Instructions

Below, you will find parts of four questions that originally appeared on the midterm exam. Some of these parts have been slightly modified from the orignal version.

These questions should be considered extra credit. You are weclome to answer all or some of them. There is no penalty for not answering them as the total points available in the course remains 1000.

Submit your answers as a single PDF document created using Rmarkdown to Canvas. Also, for questions which involve R, submit R scripts named “midterm_ec_qX.R” where “X” is the number of the question you are answering.

If you choose to do part of the assignment, a draft is due Tuesday October 29 by 5pm.

After the due date, you will be asked to review the submissions of two peers. Please follow the peer review guidelines available at: https://jbhender.github.io/Stats506/F19/peer_review.html. Peer reviews are due Thursday at midnight.

After peer review, you will have an opportunity to modify your submission. On your final submission, you will receive credit only for those questions for which you submitted reasonably complete solutions on the draft. The final submission will be due Tuesday November 5 at 5pm.


Part One

Question 2 - Regular Expressions [4 points]

c.

You have been asked to update a collection of related R scripts you wrote a few years ago. The scripts all use dplyr and tidyr and there are several thousand lines of code. Before making the requested updates, you decide it would be a good idea to replace instances of spread with pivot_wider and instances of gather with pivot_longer. You decide to start by using grep at the command line to create a checklist of files/lines to change.

After your first attempt, you notice you are getting a lot of lines where you used the words gather or spread in the comments. You would like to avoid having these appearing in your search.

Task: Write a call to grep that will find all lines in .R or .Rmd files in the local directory that use the functions gather or spread.

A directory of files to test against are available at the course git repo.

Question 4 - dplyr and tidyr [6 points]

In this question you will write or interpret short dplyr pipes that explore or analyze the Orange data, which contains 35 rows and 3 columns recording the growth of orange trees. The dataset has three columns:

  • Tree: an ordered factor, identifying individual trees,
  • age: a numeric vector giving the number of days since the tree was planted,
  • circumference: a numeric vector recording the circumference of the trunk in mm.

The earliest age in the data is after planting (age 0). Where necessary, assume the circumference was zero at age 0.

  1. Write a dplyr pipe to calculate the average rate of growth (mm/day) between between age 0 and the final measurement across all trees.

Part Two

Question 5 - S3 Methods in R [20 points]

In this question, you will define a new S3 generic about for summarizing basic information about an R object in a compact fashion.

  1. Define a new S3 generic about. Use ... in the function template.

  2. Define a default method for the about generic. Your method should call the str generic with the option give.attr = FALSE.

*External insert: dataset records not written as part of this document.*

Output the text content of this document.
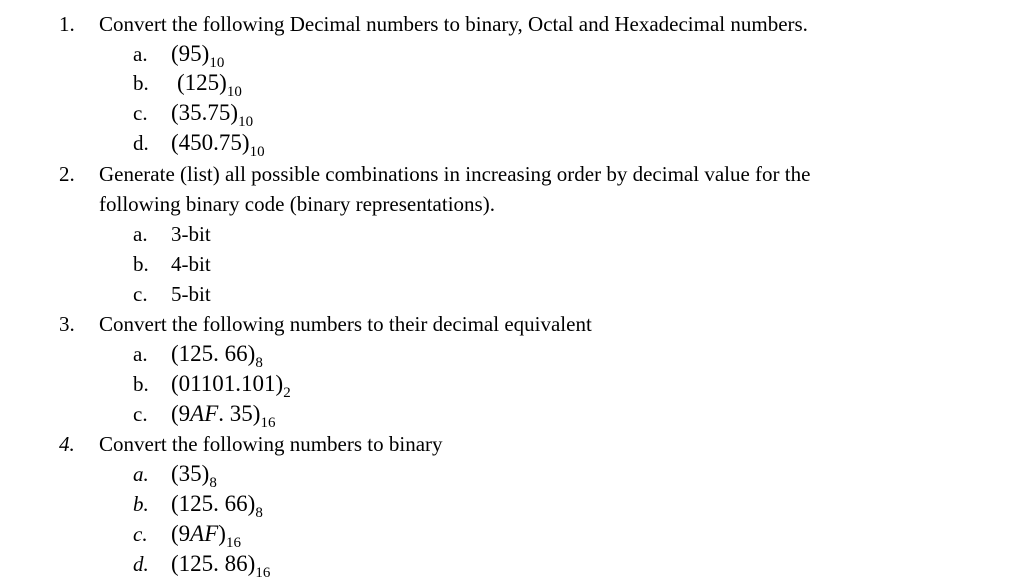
1. Convert the following Decimal numbers to binary, Octal and Hexadecimal numbers.
a. $(95)_{10}$
b. $(125)_{10}$
c. $(35.75)_{10}$
d. $(450.75)_{10}$
2. Generate (list) all possible combinations in increasing order by decimal value for the
following binary code (binary representations).
a. 3-bit
b. 4-bit
c. 5-bit
3. Convert the following numbers to their decimal equivalent
a. (125. $66)_8$
b. $(01101.101)_2$
c. (9AF. $35)_{16}$
4. Convert the following numbers to binary
a. $(35)_8$
b. (125. $66)_8$
c. $(9AF)_{16}$
d. (125. $86)_{16}$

  3. Define an about method for objects of class data.frame that prints the following information to the console:

    1. A string, “‘data.frame’: NN obs of PP variables:” with NN and PP replaced with appropriate numbers. This should be its own line. If the object being summarized is a member of one or more data.frame sub-classes replace ‘data.frame’ with the name of the primary class.

    2. A string " PP numeric variables: [V1, V2, V3, …]" giving the numbers of numeric columns (PP), and listing the names (V1, V2, … ) as a comma separated list.

    3. A string " PP factor variables: [V1, V2, V3, …]" giving the numbers of factor and/or character columns (PP), and listing the names (V1, V2, …) as a comma separated list.

  4. Define an about method for objects of class tbl (a tibble, inheriting from the data.table class) that calls the data.frame method above and then also prints, when applicable, the number and names of any “list” columns. Hint: use NextMethod().

Question 6 - Vectorization [20 points]

On the course git repo, you will find an R script which implements a Monte Carlo study to estimate the number of games won by each of three teams in a hypothetical baseball league. Refer to the header and comments for additional context.

Within the script, there are three “tasks”, denoted <task X>, asking you either to rewrite and improve existing portions of the script or complete it by filling in missing code chunks.

Use vectoriztation wherever possible in your answers. Include only the code for each <task> in your pdf document. In your R script, clearly label the code related to each <task>.